Anyone looking at me from the outside would have thought that I was acting crazy. I was stuck on the mountain in the middle of the path with a lodge just a few hundred feet away. And by the time I finally got down, I was practically in tears. To be honest, I’m still working through what I was thinking and feeling. It puts a knot in my stomach just thinking back to that moment. But what I do know is that the voice in my head kept saying “I can’t, I can’t” and part of what I was feeling was that I wasn’t enough. Not just that I need some lessons, but a feeling of deep inadequacy within me that said my very being wasn’t enough. That I was never going to be enough.

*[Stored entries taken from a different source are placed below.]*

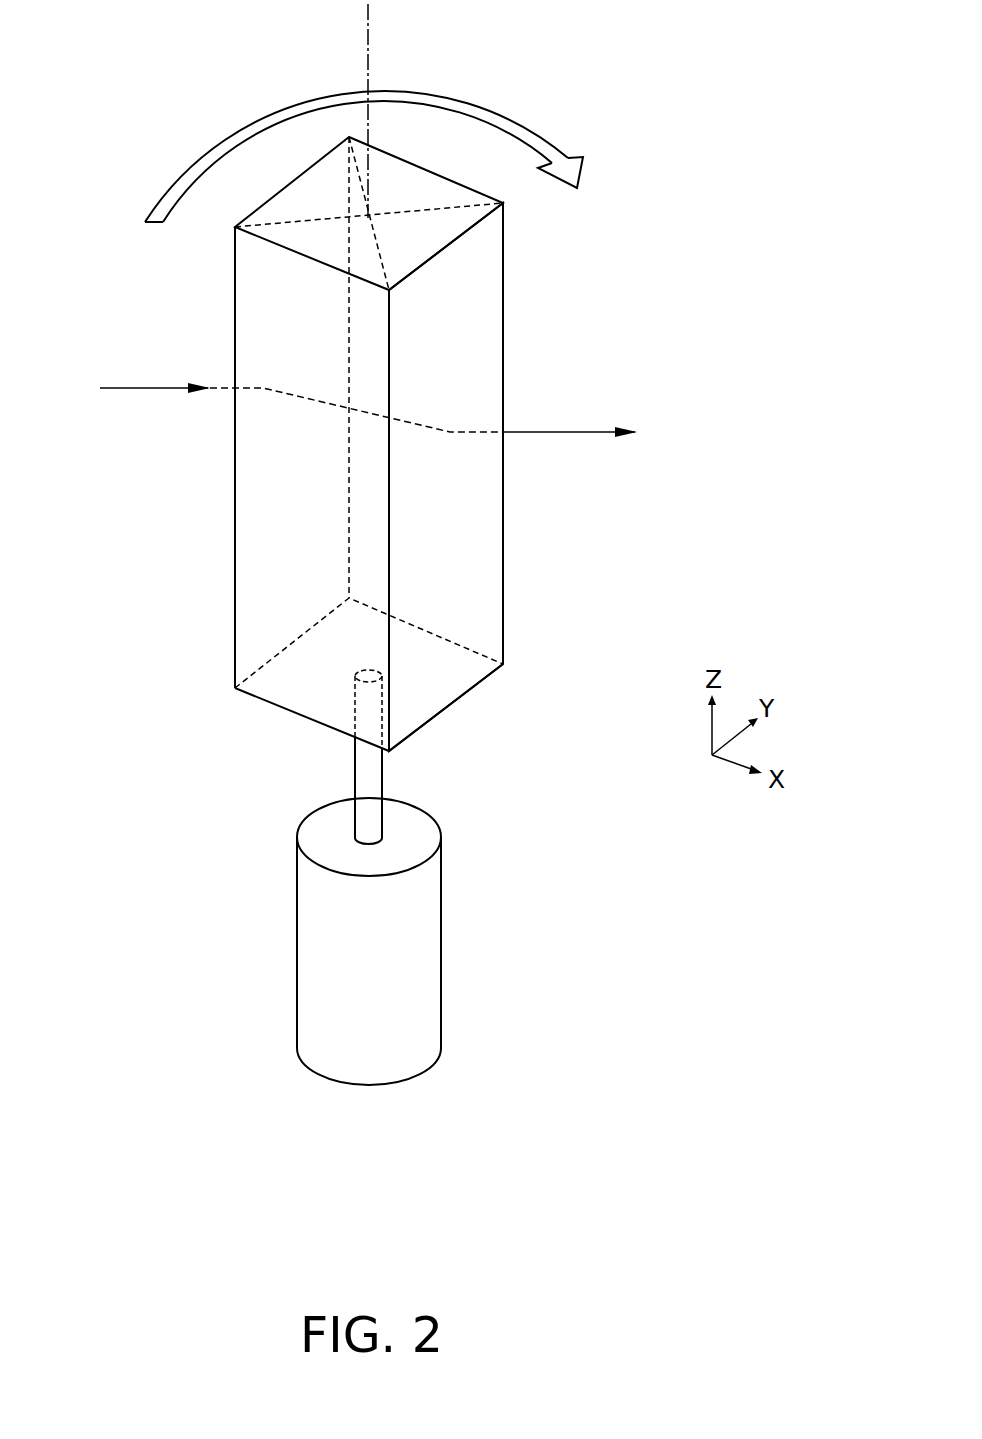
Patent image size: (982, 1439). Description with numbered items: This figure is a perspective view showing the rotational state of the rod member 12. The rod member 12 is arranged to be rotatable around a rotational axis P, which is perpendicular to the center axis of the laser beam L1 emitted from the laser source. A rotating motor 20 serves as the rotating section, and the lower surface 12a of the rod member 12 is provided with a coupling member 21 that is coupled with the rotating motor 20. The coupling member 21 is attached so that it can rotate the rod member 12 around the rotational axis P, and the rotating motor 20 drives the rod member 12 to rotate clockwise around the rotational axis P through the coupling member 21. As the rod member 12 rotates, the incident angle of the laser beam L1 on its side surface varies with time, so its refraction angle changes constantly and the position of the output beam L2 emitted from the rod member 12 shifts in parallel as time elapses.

The rod member 12 is at (477, 290).
The lower surface 12a is at (445, 683).
The rotating motor 20 is at (320, 970).
The coupling member 21 is at (362, 770).
The rotational axis P is at (370, 15).
The laser beam L1 is at (132, 388).
The output beam L2 is at (590, 432).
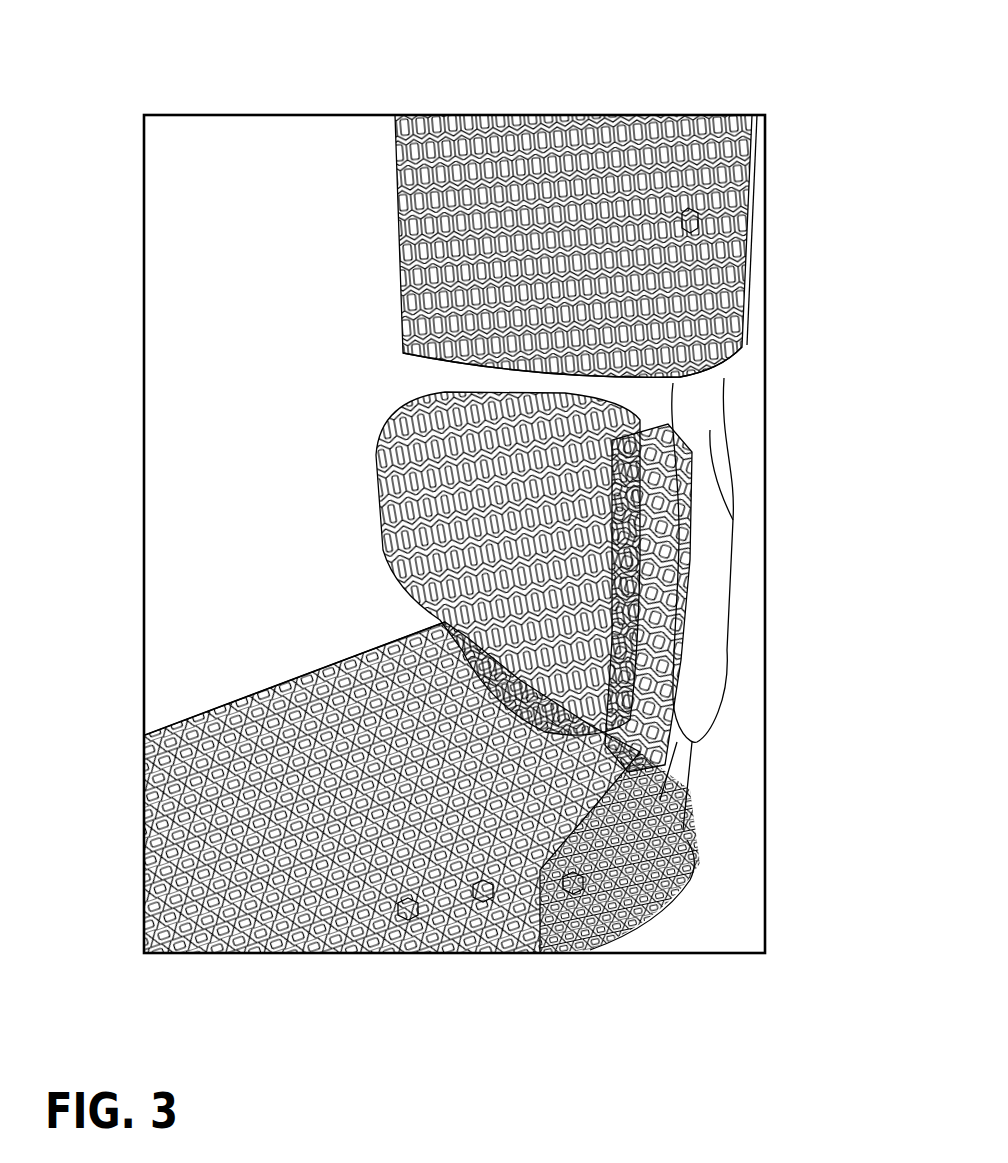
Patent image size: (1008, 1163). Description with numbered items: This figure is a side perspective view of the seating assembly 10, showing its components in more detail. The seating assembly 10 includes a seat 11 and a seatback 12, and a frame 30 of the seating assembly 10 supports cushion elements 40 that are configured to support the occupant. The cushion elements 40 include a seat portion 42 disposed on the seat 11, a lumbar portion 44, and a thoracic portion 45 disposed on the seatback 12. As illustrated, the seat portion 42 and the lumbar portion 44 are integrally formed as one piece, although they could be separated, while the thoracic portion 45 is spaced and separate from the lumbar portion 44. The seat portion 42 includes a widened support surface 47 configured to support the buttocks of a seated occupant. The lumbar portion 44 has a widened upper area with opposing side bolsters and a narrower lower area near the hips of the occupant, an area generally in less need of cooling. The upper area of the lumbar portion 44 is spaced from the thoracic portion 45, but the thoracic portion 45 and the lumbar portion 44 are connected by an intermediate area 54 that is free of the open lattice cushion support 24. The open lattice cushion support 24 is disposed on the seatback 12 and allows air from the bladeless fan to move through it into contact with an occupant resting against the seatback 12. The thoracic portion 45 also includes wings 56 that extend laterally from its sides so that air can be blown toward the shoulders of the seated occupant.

The seating assembly 10 is at (592, 90).
The seatback 12 is at (757, 308).
The thoracic portion 45 is at (693, 218).
The wings 56 is at (407, 333).
The frame 30 is at (697, 637).
The intermediate area 54 is at (547, 393).
The lumbar portion 44 is at (568, 493).
The cushion elements 40 is at (280, 580).
The seat 11 is at (218, 697).
The open lattice cushion support 24 is at (418, 905).
The seat portion 42 is at (483, 890).
The widened support surface 47 is at (573, 883).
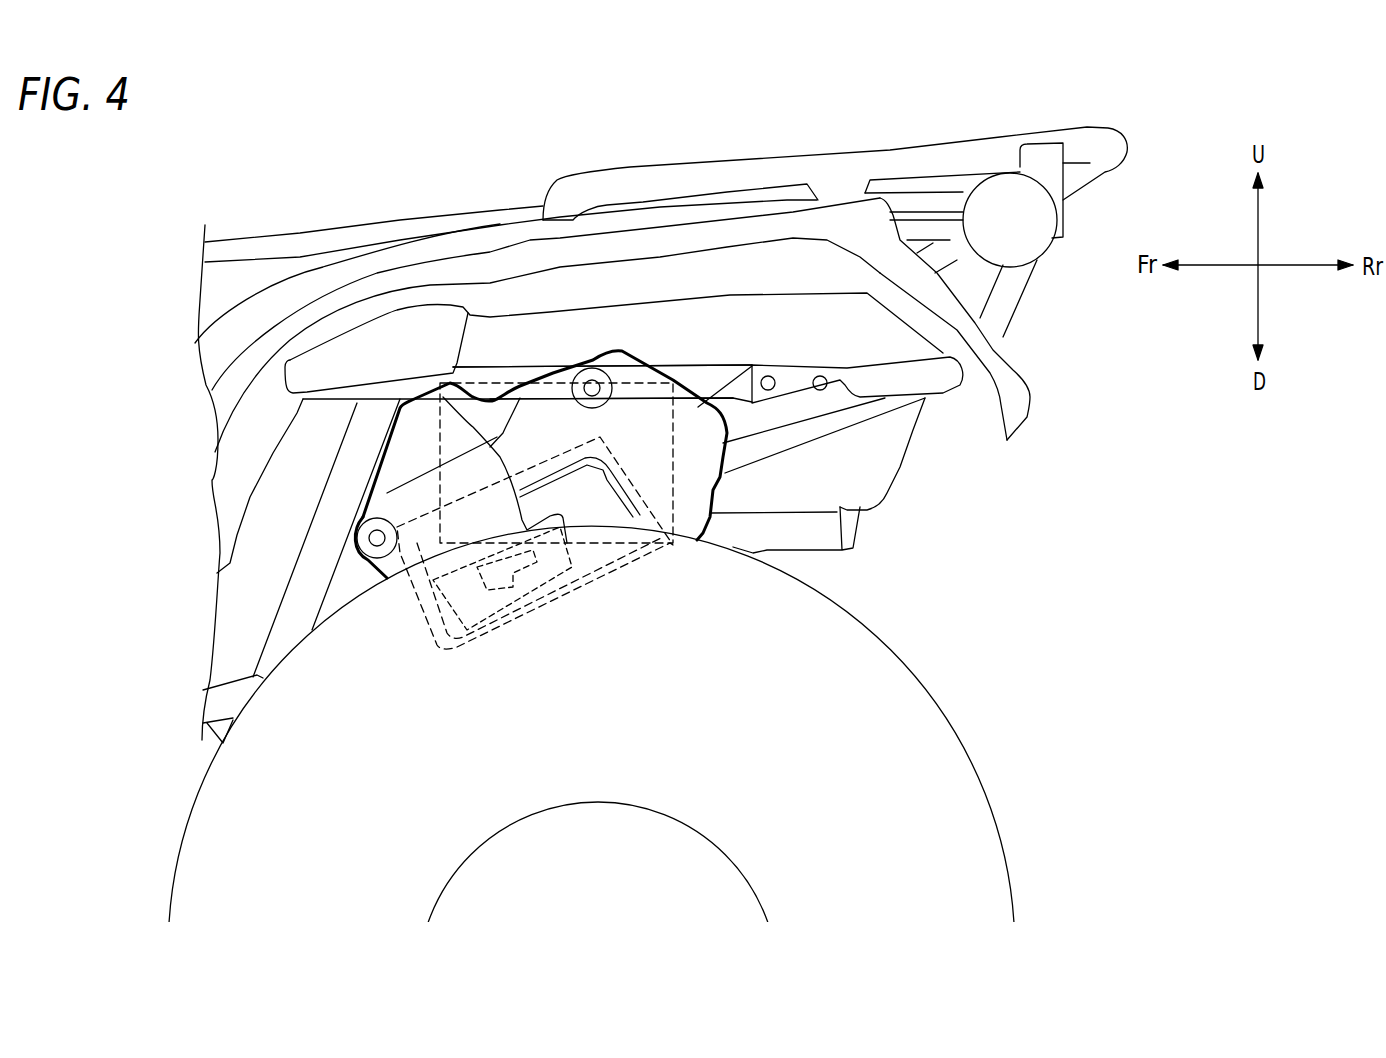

I’ve felt this feeling before, in another situation where I felt stuck - though it was a much more metaphorical stuckness. It was several years ago when I had just quit my job and was staring a new career. Just like on the mountain, fear and anxiety would take over and I would feel paralyzed with indecision. Unable to see the road ahead, and feeling like I had no control, I felt I wasn’t enough.
But this is just the story I’ve been telling myself. The story is so strong, that by the end of that run, even safely in the lodge, I was ready to quit skiing – an activity I’ve done since I was a kid. Sure, it was a completely irrational thought. But the story of not being enough runs deep.
Of course, that feeling of not being enough is false. Of course I’m enough. Like anything in life, sometimes you fail. Sometimes you fail a lot before succeeding. But that doesn’t mean you can’t get better, right? I eventually calmed down and decided to take some lessons. I got my confidence back pretty quickly.